2. Call `args::option` for each option/command with names, description, argument spec.
3. Optionally set `args_program_default_command` to a registered command name.
4. Call `args::parse "$@"` to invoke `getopt` and populate `args_options` (associative array) and `args_command`.
5. Registered `args::on_options` hooks run.
6. Immediate options (`-h`, `-v`, `--bash-completion`) trigger handler functions (`args::option::help`, `args::option::version`, `args::option::completion`) and exit.
7. If no command matched and `args_program_default_command` is set, it is applied.
8. Registered `args::on_parse` hooks run after successful completion.
9. Remaining arguments are in `args_cleaned` (array).
### How ANSI output works
1. Source `ansi.sh` (or `ansi-tput.sh`) to populate shell variables with escape sequences.
2. By default, simple command names (`RED`, `BOLD`, `RESET_ALL`, etc.) are defined as globals.
3. Use `ansi::out` / `ansi::err` for terminal-aware output that auto-strips escape codes when piped.

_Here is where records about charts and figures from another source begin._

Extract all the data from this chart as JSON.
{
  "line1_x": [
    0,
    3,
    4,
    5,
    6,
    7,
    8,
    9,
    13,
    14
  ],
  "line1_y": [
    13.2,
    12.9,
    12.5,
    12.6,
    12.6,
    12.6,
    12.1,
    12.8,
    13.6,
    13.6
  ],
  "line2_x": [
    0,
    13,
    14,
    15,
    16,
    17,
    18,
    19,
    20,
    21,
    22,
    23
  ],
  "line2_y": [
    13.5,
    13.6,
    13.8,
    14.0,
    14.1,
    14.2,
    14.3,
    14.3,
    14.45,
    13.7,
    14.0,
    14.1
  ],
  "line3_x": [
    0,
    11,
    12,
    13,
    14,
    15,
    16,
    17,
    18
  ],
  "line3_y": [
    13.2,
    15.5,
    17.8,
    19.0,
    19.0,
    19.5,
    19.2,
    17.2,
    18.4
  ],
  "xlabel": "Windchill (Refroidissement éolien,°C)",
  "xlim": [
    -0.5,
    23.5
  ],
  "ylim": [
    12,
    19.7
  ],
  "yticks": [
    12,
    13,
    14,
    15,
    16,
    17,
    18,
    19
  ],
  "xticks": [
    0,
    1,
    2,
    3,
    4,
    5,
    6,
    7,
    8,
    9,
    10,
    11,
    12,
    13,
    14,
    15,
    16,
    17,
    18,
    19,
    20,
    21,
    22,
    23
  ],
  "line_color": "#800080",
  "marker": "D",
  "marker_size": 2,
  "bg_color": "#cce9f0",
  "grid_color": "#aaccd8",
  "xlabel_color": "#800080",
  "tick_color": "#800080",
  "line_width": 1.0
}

4. Use `ansi::make` to compose multiple styles into a single escape sequence.
### How box layout works
1. Create a multi-line string with `box::make_lines` or `box::make`.

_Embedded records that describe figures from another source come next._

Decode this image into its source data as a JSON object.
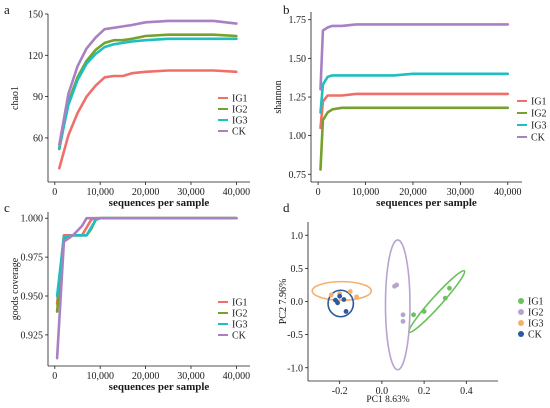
{
  "colors": {
    "IG1": "#ef6f6a",
    "IG2": "#76a12c",
    "IG3": "#1fbfc0",
    "CK": "#a980c2",
    "pca_IG1": "#6cc05d",
    "pca_IG2": "#b6a4cf",
    "pca_IG3": "#f5b06a",
    "pca_CK": "#2b5aa0",
    "axis": "#1a1a1a"
  },
  "chart_data": [
    {
      "panel_label": "a",
      "type": "line",
      "title": "",
      "xlabel": "sequences per sample",
      "ylabel": "chao1",
      "xlim": [
        -1500,
        43000
      ],
      "ylim": [
        28,
        150
      ],
      "x_ticks": [
        0,
        10000,
        20000,
        30000,
        40000
      ],
      "x_tick_labels": [
        "0",
        "10,000",
        "20,000",
        "30,000",
        "40,000"
      ],
      "y_ticks": [
        60,
        90,
        120,
        150
      ],
      "y_tick_labels": [
        "60",
        "90",
        "120",
        "150"
      ],
      "grid": false,
      "legend_placement": "right",
      "series": [
        {
          "name": "IG1",
          "x": [
            1000,
            3000,
            5000,
            7000,
            9000,
            11000,
            13000,
            15000,
            17000,
            20000,
            25000,
            30000,
            35000,
            40000
          ],
          "y": [
            38,
            62,
            78,
            90,
            98,
            104,
            105,
            105,
            107,
            108,
            109,
            109,
            109,
            108
          ]
        },
        {
          "name": "IG2",
          "x": [
            1000,
            3000,
            5000,
            7000,
            9000,
            11000,
            13000,
            15000,
            17000,
            20000,
            25000,
            30000,
            35000,
            40000
          ],
          "y": [
            52,
            86,
            104,
            116,
            124,
            129,
            131,
            131,
            132,
            134,
            135,
            135,
            135,
            134
          ]
        },
        {
          "name": "IG3",
          "x": [
            1000,
            3000,
            5000,
            7000,
            9000,
            11000,
            13000,
            15000,
            17000,
            20000,
            25000,
            30000,
            35000,
            40000
          ],
          "y": [
            53,
            84,
            102,
            114,
            121,
            126,
            128,
            129,
            130,
            131,
            132,
            132,
            132,
            132
          ]
        },
        {
          "name": "CK",
          "x": [
            1000,
            3000,
            5000,
            7000,
            9000,
            11000,
            13000,
            15000,
            17000,
            20000,
            25000,
            30000,
            35000,
            40000
          ],
          "y": [
            55,
            92,
            112,
            125,
            133,
            139,
            140,
            141,
            142,
            144,
            145,
            145,
            145,
            143
          ]
        }
      ]
    },
    {
      "panel_label": "b",
      "type": "line",
      "title": "",
      "xlabel": "sequences per sample",
      "ylabel": "shannon",
      "xlim": [
        -1500,
        43000
      ],
      "ylim": [
        0.7,
        1.8
      ],
      "x_ticks": [
        0,
        10000,
        20000,
        30000,
        40000
      ],
      "x_tick_labels": [
        "0",
        "10,000",
        "20,000",
        "30,000",
        "40,000"
      ],
      "y_ticks": [
        0.75,
        1.0,
        1.25,
        1.5,
        1.75
      ],
      "y_tick_labels": [
        "0.75",
        "1.00",
        "1.25",
        "1.50",
        "1.75"
      ],
      "grid": false,
      "legend_placement": "right",
      "series": [
        {
          "name": "IG1",
          "x": [
            500,
            1000,
            2000,
            3000,
            5000,
            8000,
            12000,
            16000,
            20000,
            25000,
            30000,
            35000,
            40000
          ],
          "y": [
            1.05,
            1.22,
            1.26,
            1.26,
            1.26,
            1.27,
            1.27,
            1.27,
            1.27,
            1.27,
            1.27,
            1.27,
            1.27
          ]
        },
        {
          "name": "IG2",
          "x": [
            500,
            1000,
            2000,
            3000,
            5000,
            8000,
            12000,
            16000,
            20000,
            25000,
            30000,
            35000,
            40000
          ],
          "y": [
            0.78,
            1.1,
            1.15,
            1.17,
            1.18,
            1.18,
            1.18,
            1.18,
            1.18,
            1.18,
            1.18,
            1.18,
            1.18
          ]
        },
        {
          "name": "IG3",
          "x": [
            500,
            1000,
            2000,
            3000,
            5000,
            8000,
            12000,
            16000,
            20000,
            25000,
            30000,
            35000,
            40000
          ],
          "y": [
            1.15,
            1.33,
            1.38,
            1.39,
            1.39,
            1.39,
            1.39,
            1.39,
            1.4,
            1.4,
            1.4,
            1.4,
            1.4
          ]
        },
        {
          "name": "CK",
          "x": [
            500,
            1000,
            2000,
            3000,
            5000,
            8000,
            12000,
            16000,
            20000,
            25000,
            30000,
            35000,
            40000
          ],
          "y": [
            1.3,
            1.68,
            1.7,
            1.71,
            1.71,
            1.72,
            1.72,
            1.72,
            1.72,
            1.72,
            1.72,
            1.72,
            1.72
          ]
        }
      ]
    },
    {
      "panel_label": "c",
      "type": "line",
      "title": "",
      "xlabel": "sequences per sample",
      "ylabel": "goods coverage",
      "xlim": [
        -1500,
        43000
      ],
      "ylim": [
        0.905,
        1.004
      ],
      "x_ticks": [
        0,
        10000,
        20000,
        30000,
        40000
      ],
      "x_tick_labels": [
        "0",
        "10,000",
        "20,000",
        "30,000",
        "40,000"
      ],
      "y_ticks": [
        0.925,
        0.95,
        0.975,
        1.0
      ],
      "y_tick_labels": [
        "0.925",
        "0.950",
        "0.975",
        "1.000"
      ],
      "grid": false,
      "legend_placement": "right",
      "series": [
        {
          "name": "IG1",
          "x": [
            500,
            2000,
            4000,
            6000,
            7000,
            8000,
            9000,
            10000,
            20000,
            30000,
            40000
          ],
          "y": [
            0.945,
            0.989,
            0.989,
            0.989,
            0.994,
            0.999,
            1.0,
            1.0,
            1.0,
            1.0,
            1.0
          ]
        },
        {
          "name": "IG2",
          "x": [
            500,
            2000,
            4000,
            6000,
            7000,
            8000,
            9000,
            10000,
            20000,
            30000,
            40000
          ],
          "y": [
            0.94,
            0.987,
            0.989,
            0.989,
            0.989,
            0.993,
            0.999,
            1.0,
            1.0,
            1.0,
            1.0
          ]
        },
        {
          "name": "IG3",
          "x": [
            500,
            2000,
            4000,
            6000,
            7000,
            8000,
            9000,
            10000,
            20000,
            30000,
            40000
          ],
          "y": [
            0.95,
            0.988,
            0.989,
            0.989,
            0.989,
            0.994,
            0.999,
            1.0,
            1.0,
            1.0,
            1.0
          ]
        },
        {
          "name": "CK",
          "x": [
            500,
            2000,
            4000,
            6000,
            7000,
            8000,
            9000,
            10000,
            20000,
            30000,
            40000
          ],
          "y": [
            0.91,
            0.985,
            0.989,
            0.995,
            1.0,
            1.0,
            1.0,
            1.0,
            1.0,
            1.0,
            1.0
          ]
        }
      ]
    },
    {
      "panel_label": "d",
      "type": "scatter",
      "title": "",
      "xlabel": "PC1 8.63%",
      "ylabel": "PC2 7.96%",
      "xlim": [
        -0.35,
        0.55
      ],
      "ylim": [
        -1.2,
        1.2
      ],
      "x_ticks": [
        -0.2,
        0.0,
        0.2,
        0.4
      ],
      "x_tick_labels": [
        "-0.2",
        "0.0",
        "0.2",
        "0.4"
      ],
      "y_ticks": [
        -1.0,
        -0.5,
        0.0,
        0.5,
        1.0
      ],
      "y_tick_labels": [
        "-1.0",
        "-0.5",
        "0.0",
        "0.5",
        "1.0"
      ],
      "grid": false,
      "legend_placement": "right",
      "series": [
        {
          "name": "IG1",
          "x": [
            0.15,
            0.2,
            0.3,
            0.32
          ],
          "y": [
            -0.2,
            -0.15,
            0.05,
            0.2
          ],
          "ellipse": {
            "cx": 0.26,
            "cy": 0.0,
            "rx": 0.23,
            "ry": 0.14,
            "angle_deg": -48
          }
        },
        {
          "name": "IG2",
          "x": [
            0.06,
            0.07,
            0.1,
            0.1
          ],
          "y": [
            0.23,
            0.25,
            -0.2,
            -0.3
          ],
          "ellipse": {
            "cx": 0.075,
            "cy": -0.05,
            "rx": 0.058,
            "ry": 0.98,
            "angle_deg": 0
          }
        },
        {
          "name": "IG3",
          "x": [
            -0.2,
            -0.15,
            -0.12,
            -0.24
          ],
          "y": [
            0.12,
            0.15,
            0.07,
            0.1
          ],
          "ellipse": {
            "cx": -0.19,
            "cy": 0.16,
            "rx": 0.14,
            "ry": 0.14,
            "angle_deg": 0
          }
        },
        {
          "name": "CK",
          "x": [
            -0.22,
            -0.2,
            -0.18,
            -0.17,
            -0.21
          ],
          "y": [
            0.02,
            0.08,
            0.03,
            -0.15,
            -0.02
          ],
          "ellipse": {
            "cx": -0.195,
            "cy": -0.03,
            "rx": 0.06,
            "ry": 0.2,
            "angle_deg": 0
          }
        }
      ]
    }
  ]
}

2. Pipe through `box::exec` with a chain of commands: `normalize`, `pad_lr`, `pad_tb`, `align_lr`, `align_tb`, `set_pad`, `clean`, `extract`.
3. Stack boxes with `box::stack_lr` or `box::stack_tb`.
4. Output with `box::out` (terminal-aware, strips ANSI when piped).
## Using in a script
```bash
#!/usr/bin/env bash
set -euo pipefail
# Resolve the library location
LIB_DIR="/path/to/options.bash"
# Source what you need
source "${LIB_DIR}/args.sh"
source "${LIB_DIR}/args-help.sh"
source "${LIB_DIR}/args-version.sh"
# Define your CLI
args::program "my-tool" "1.0.0" "Does useful things"
args::option "-v, --version" "Show version"
args::option "-h, --help" "Show help"
args::option "--output, -o" "Output file" "file"
args::option "build" "Build the project"
args::option "test" "Run tests"
# Parse and use
args::parse "$@"
```
## Key conventions
- Do not add external dependencies — the library is intentionally self-contained.
- Every module is independently sourceable (dependencies are auto-resolved).
- `ansi.sh` and `ansi-tput.sh` are mutually exclusive — source only one.
- Use `ansi::out` / `box::out` / `string::out` instead of raw `echo` for terminal-safe output.
- Warning output (`::warn`) writes to stderr and returns 0 — safe under `set -e`.
- Error output (`::err`) writes to stderr and returns 1.
- Wiki documentation lives in the `wiki/` submodule.
- Automated tests live in `tests/` — run with `bash tests/run.sh`.
- Manual tests (visual inspection) live in `tests/manual/`.